Anything that predisposes to flushing aggravates rosacea.

  • Consumption of alcohol, hot fluids and spicy foods such as curries.
  • Exposure to the sun, cold and wind, hot baths, showers and saunas.
  • Vigorous exercise.
  • Vasodilating drugs (drugs that open out the blood vessels so as to improve the circulation or reduce blood pressure).
  • Use of strong topical steroids on the face.
  • Menopause.
  • Stress, anger or embarrassment

Types of rosacea
There are four sub-types and they may overlap:

  • Erythematotelangiectatic rosacea (ETR), also known as vascular rosacea
    • Frequent blushing and flushing.
    • Temporary or persistent facial redness in the central portion of the face.
    • Telangiectasias (broken capillaries ) on the nose, cheeks and chin; and occasionally,  the ears, neck or upper chest.
  • Papulopustular rosacea (PPR) or inflammatory rosacea
    • Persistent or episodic development of red papules and pustules on the central face.
    • There may be background ETR.
    • Patients are typically middle-aged women.
  • Phymatous rosacea
    • Phymatous rosacea is characterised by hyperplasia (thickened skin) because of chronic inflammation.
    • The nose is most commonly affected, leading to rhinophyma (craggy enlargement of the nose).
    • The skin pores (pilosebacous openings) are prominent on the nose and discharge sebum (oil). Sebaceous discharge may be elicited from the dilated follicles.
    • Telangiectasia and pustules are often present.
    • Usually affects older men.
  •  Ocular rosacea
    • Occurs in more than 50% of people with rosacea.
    • Presents with red, sore or gritty eyelid margins or eyes. This can result in inflammation of the eyelids (blepharitis), conjunctivitis and inflammation of the white part of the eye (episcleritis).
    • In some cases, ocular rosacea may also be associated with corneal damage. In severe cases, assessment by an ophthalmologist is recommended.
    • It can affect males and females alike.

Variants

  • Granulomatous rosacea is a rare variant of rosacea characterised by firm, yellow, red-brown or flesh-coloured papules or nodules on otherwise normal skin around the eyes, nose, and mouth. The diagnosis has to be confirmed on skin biopsy showing granulomas.
  • Rosacea fulminans – Previously called pyoderma faciale is characterised by the sudden eruption of inflamed nodules, pustules and abscesses with draining sinuses accompanied by low-grade fever, elevated ESR, and possibly elevated white blood cell count. Patients may complain of a sudden increase in seborrhoea (oiliness) prior to the eruption. It usually affects women in the 20s and 30s.

Complications

  • Bulbous enlargement of the nose known as  rhinophyma which is more common in men.
  • Morbihan disease or oedematous rosacea is characterized by persistent red swollen skin on the face. It is believed to be due to lymphatic obstruction. The published work hardly mentions this distressing variant.

 What you can do

  • Avoid triggers of flushing.
  • Use mild cleansers.
  • Avoid alcohol containing skincare products, scrubs and other harsh products.
  • Protect your skin with sunscreen and wear a hat.
  • Keep your face cool to reduce flushing.
  • Use cosmetics to hide the ruddy complexion.

Treatment

Rosacea is usually diagnosed clinically except in cases of granulomatous rosacea where a skin biopsy is necessary. There’s no permanent cure but treatment can control symptoms and clear the spots.

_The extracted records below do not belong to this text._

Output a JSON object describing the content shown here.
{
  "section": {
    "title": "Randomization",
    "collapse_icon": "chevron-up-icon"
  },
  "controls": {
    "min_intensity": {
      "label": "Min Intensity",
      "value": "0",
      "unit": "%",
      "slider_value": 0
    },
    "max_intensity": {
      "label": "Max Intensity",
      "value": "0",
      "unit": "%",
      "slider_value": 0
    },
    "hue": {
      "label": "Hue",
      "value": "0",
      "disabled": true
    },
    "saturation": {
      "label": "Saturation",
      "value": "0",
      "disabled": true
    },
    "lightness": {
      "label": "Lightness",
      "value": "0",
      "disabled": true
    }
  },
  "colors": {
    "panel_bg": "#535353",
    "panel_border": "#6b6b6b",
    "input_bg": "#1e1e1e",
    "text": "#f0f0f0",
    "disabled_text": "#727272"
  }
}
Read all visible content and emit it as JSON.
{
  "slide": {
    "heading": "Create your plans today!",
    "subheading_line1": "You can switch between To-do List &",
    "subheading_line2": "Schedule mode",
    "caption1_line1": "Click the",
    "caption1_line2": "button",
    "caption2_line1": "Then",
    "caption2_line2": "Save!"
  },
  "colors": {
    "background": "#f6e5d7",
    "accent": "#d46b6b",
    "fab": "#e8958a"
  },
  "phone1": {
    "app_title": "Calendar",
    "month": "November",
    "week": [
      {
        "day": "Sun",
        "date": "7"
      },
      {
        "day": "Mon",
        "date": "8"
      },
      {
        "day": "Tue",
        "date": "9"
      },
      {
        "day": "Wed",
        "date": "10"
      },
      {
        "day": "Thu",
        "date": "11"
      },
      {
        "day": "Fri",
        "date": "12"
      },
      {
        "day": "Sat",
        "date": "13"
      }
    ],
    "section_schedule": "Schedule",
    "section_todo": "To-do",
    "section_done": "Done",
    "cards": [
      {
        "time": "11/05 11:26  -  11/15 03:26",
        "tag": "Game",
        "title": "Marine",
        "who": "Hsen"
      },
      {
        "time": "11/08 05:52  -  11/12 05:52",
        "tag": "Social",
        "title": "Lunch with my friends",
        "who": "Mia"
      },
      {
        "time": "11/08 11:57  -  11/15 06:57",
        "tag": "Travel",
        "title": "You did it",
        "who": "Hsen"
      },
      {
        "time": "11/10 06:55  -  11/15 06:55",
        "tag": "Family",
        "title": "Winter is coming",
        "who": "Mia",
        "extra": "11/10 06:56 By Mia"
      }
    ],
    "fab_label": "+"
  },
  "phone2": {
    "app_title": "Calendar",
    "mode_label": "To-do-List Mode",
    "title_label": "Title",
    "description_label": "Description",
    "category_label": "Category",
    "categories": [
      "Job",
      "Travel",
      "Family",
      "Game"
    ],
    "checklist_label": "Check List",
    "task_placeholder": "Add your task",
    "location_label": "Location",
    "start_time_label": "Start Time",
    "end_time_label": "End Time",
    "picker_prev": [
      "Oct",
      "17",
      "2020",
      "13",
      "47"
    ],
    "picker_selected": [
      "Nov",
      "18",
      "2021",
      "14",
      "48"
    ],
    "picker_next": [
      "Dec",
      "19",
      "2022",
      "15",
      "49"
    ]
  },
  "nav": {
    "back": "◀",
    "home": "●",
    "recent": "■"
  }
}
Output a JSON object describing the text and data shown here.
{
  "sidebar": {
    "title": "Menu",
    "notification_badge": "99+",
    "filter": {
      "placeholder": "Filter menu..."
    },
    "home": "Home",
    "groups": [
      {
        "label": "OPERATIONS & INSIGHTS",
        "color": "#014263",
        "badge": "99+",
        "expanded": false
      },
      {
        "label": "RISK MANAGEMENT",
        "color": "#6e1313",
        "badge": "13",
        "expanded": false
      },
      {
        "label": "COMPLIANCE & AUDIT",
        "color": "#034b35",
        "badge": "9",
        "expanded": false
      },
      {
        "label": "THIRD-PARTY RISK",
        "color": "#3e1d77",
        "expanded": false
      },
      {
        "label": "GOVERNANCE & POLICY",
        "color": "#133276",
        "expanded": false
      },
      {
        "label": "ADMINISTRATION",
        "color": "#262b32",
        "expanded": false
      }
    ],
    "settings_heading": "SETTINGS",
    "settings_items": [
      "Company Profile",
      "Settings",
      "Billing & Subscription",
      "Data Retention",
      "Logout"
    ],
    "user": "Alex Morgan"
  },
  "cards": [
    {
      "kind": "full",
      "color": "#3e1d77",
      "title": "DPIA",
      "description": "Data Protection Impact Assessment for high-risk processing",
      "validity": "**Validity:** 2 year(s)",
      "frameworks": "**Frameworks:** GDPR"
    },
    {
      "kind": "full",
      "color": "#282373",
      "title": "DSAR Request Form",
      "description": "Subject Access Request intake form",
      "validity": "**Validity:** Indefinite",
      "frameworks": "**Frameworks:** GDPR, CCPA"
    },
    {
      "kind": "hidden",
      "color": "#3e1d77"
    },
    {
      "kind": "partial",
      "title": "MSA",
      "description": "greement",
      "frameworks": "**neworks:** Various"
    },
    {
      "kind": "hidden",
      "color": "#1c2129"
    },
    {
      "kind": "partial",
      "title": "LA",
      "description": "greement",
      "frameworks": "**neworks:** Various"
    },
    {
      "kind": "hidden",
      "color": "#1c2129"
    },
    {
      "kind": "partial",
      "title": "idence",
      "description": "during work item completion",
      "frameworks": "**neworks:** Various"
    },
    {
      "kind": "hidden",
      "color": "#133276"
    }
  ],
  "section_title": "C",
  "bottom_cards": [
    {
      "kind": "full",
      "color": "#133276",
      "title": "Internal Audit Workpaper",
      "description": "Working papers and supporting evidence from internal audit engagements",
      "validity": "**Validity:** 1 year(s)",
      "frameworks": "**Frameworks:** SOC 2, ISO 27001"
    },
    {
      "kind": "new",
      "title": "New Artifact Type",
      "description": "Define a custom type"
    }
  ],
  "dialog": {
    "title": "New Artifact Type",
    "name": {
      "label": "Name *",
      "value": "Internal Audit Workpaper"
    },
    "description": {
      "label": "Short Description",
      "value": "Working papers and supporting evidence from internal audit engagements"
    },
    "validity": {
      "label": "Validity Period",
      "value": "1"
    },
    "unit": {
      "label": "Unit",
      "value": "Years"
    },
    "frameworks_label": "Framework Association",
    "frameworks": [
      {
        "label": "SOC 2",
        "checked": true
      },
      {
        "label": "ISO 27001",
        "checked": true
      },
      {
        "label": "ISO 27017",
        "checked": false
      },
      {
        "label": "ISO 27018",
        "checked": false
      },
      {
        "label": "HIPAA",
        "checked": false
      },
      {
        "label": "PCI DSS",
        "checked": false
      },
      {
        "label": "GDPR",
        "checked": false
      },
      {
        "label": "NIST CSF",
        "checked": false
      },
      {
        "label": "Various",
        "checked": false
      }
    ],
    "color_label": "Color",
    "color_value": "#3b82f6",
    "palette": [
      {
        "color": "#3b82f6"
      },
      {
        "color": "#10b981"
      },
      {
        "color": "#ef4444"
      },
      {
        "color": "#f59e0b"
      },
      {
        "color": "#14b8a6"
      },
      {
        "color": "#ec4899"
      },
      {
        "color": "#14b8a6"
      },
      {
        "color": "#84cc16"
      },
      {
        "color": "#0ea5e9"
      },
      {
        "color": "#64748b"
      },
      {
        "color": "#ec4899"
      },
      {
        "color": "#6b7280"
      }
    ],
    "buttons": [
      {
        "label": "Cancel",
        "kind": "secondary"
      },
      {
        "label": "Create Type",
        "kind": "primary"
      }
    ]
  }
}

  • Topical treatments can be used in combination with oral treatment.
    • Metronidazole, azelaic acid and ivermectin creams or gels.
    • Brimonidine to reduce redness.
  • Oral treatments:
    • Oral antibiotics such as tetracyclines (doxycycline or minocycline) or erythromycin to reduce inflammation.
    • Isotretinoin (a retinoid)
  • Lasers such as pulsed-dye laers and non-ablative lasers can be used to treat redness and telangiectasias. However several treatments are required and recurrences are common.